С одурманенной головой вернулся я на двор, «ресиденсии», и при виде сеньоры меня словно осенило откровение. Она возлежала, как обыкновенно, греясь на солнце, вся нега, лень и самодовольство, усиленно щурясь под сверкающими лучами горячего солнца, утопая в блаженстве пассивного довольства своей судьбой и всем окружающим, спокойная и безмятежная, как существо, стоящее вне всяких житейских треволнений и желаний; и перед ней весь мой страстный пыл разом пропал. Я почувствовал себя даже как будто пристыженным. Остановившись на минуту и овладев собой, насколько это было возможно, насколько я мог отдышаться от своего волнения, я обратился к ней с несколькими словами. Она взглянула на меня со своей невозмутимостью, благодушной и доброй улыбкой и ответила все тем же мягким, певучим, ленивым голосом неясно, неразборчиво, как сквозь сон, словно боясь нарушить свой сладкий покой, боясь расстаться с тем царством неги, мира и спокойствия, в котором непрестанно пребывали все ее чувства, в невозмутимой сладкой дремоте, и тут во мне впервые проснулось чувство почти благоговейного уважения к существу, столь невозмутимо незлобному, невинному и счастливому, — и я ушел, внутренно дивясь в ней ее уравновешенной безмятежности, а в себе — своей собственной неусыпной тревоге, своей вечной странной, беспокойной суетливости в мыслях и чувствах и желаниях.

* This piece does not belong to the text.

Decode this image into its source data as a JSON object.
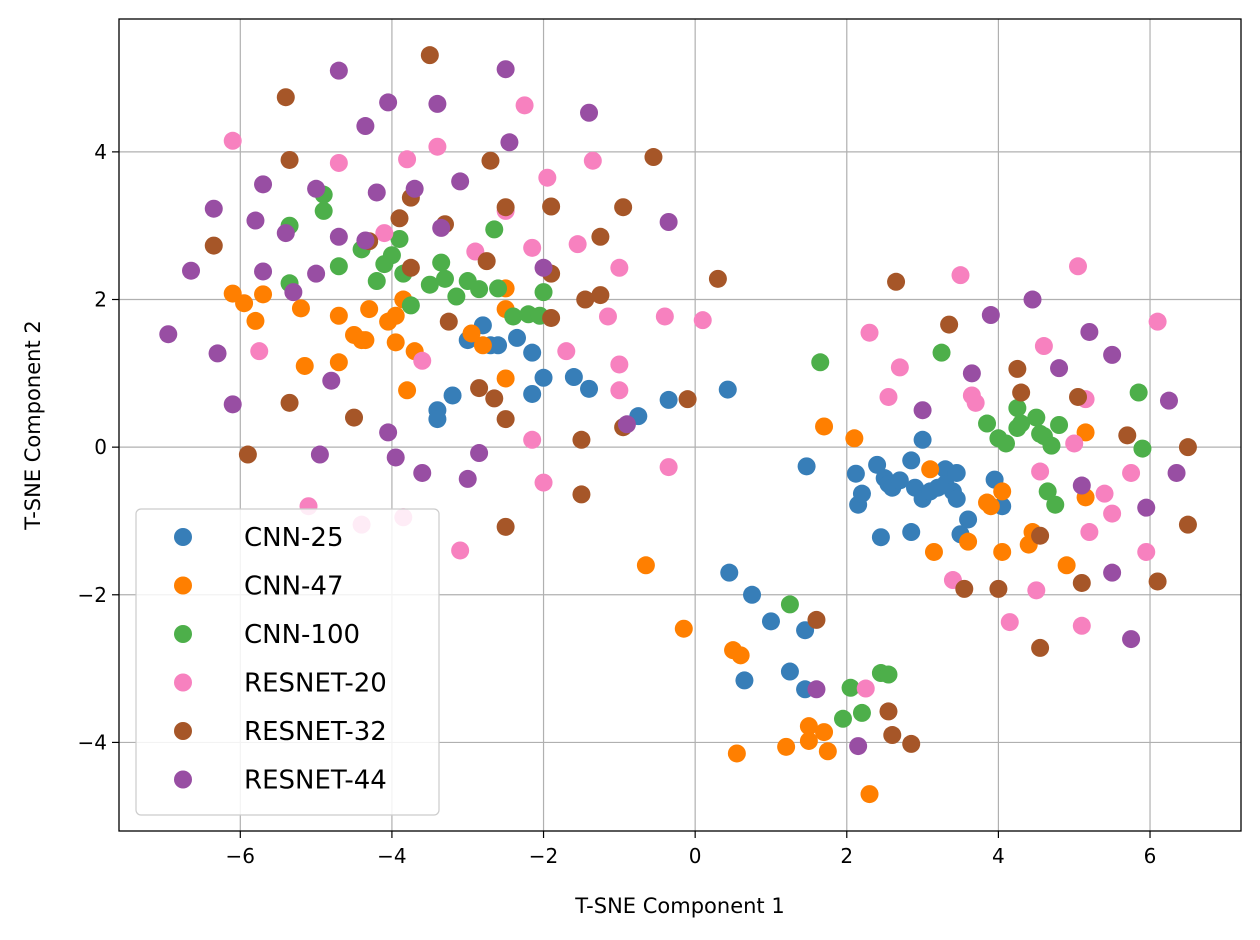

Придя в свою комнату, я увидел у себя на столе клочок той самой желтой бумаги, какую я видел тогда в комнате, выходящей на север; он был исписан карандашом тем же почерком, который я уже видел раз, — почерком Олальи. Я схватил его с чувством необъяснимой тревоги, как бы предвидя что-то недоброе, — и сердце во мне упало, когда я стал читать эти строки.
«Если вы питаете хоть какое-нибудь доброе чувство к Олалье, и в вас есть хоть сколько-нибудь жалости к существу, жестоко обиженному судьбой, то из сострадания, из чувства чести, ради того, кто всех нас искупил своею смертью, — я умоляю вас, уезжайте!»